Water Barghest automates each step of the 10-minute process, from initially finding vulnerable IoT devices to ultimately putting them for sale on a residential proxy marketplace. The group first acquires known exploits for flaws in devices, then uses search queries on one of the publicly available Internet-scanning databases to find vulnerable devices and their IP addresses. It then uses a set of data center IP addresses to try the exploits against potentially vulnerable IoT devices.

When one works, the compromised IoT devices download a script that iterates through Ngioweb malware samples compiled for different Linux architectures. When one of the samples runs successfully, Ngioweb will run in memory on the victim’s IoT device, registering it with a command-and-control (C2) server, and then eventually sending it to be listed on a Dark Web marketplace.

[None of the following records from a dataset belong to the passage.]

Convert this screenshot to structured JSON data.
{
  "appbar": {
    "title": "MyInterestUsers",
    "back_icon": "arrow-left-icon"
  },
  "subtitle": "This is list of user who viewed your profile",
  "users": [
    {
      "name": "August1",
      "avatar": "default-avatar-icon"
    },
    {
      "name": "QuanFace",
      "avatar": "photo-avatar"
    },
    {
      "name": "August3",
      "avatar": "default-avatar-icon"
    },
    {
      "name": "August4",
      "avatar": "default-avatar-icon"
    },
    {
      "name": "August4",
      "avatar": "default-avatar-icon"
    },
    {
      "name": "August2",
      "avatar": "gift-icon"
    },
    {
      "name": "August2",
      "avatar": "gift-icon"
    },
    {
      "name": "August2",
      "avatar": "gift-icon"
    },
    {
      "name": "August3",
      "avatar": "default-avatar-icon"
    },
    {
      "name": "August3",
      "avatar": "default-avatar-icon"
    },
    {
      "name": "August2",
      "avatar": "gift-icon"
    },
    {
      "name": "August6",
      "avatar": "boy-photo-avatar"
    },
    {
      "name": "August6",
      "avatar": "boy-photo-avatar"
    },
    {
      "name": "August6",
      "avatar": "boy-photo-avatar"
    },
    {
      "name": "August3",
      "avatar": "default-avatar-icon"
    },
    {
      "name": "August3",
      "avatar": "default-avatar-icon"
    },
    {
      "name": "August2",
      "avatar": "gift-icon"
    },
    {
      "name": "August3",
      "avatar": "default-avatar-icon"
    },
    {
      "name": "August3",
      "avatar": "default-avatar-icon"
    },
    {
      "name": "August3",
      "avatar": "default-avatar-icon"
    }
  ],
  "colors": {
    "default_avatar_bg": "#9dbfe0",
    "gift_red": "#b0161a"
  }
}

Water Barghest has about 17 identities on virtual private servers that continuously scan routers and IoT devices for known vulnerabilities and also upload Ngioweb malware to freshly compromised IoT devices. In this way, Water Barghest has been running a profitable business “for years, with the worker IP addresses changing slowly over time,” according to the Trend Micro analysis.

Protecting SOHO Routers: Limit Exposure to Public Internet

Trend Micro expects that both the commercial market for residential proxy services and the underground market of proxies will grow in the coming years due to high demand from both APTs and financial cybercriminal groups alike. This growth will pose “a challenge for many enterprises and government organizations around the world” to protect against the anonymization layers behind which these groups hide, the researchers wrote.

While law enforcement has been effective in disrupting proxy botnets, it’s better to go directly to the source to combat the problem, and that can be done by addressing the security of IoT devices. Indeed, these devices are notoriously hackable, posing a problem for organizations that must manage increasingly larger networks of them.

“It is important [for organizations] … to put mitigations in place to avoid their infrastructure being part of the problem itself,” the researchers wrote. They can do this, they added, by limiting the exposure of these devices to incoming connections from the open Internet whenever it is not business-essential.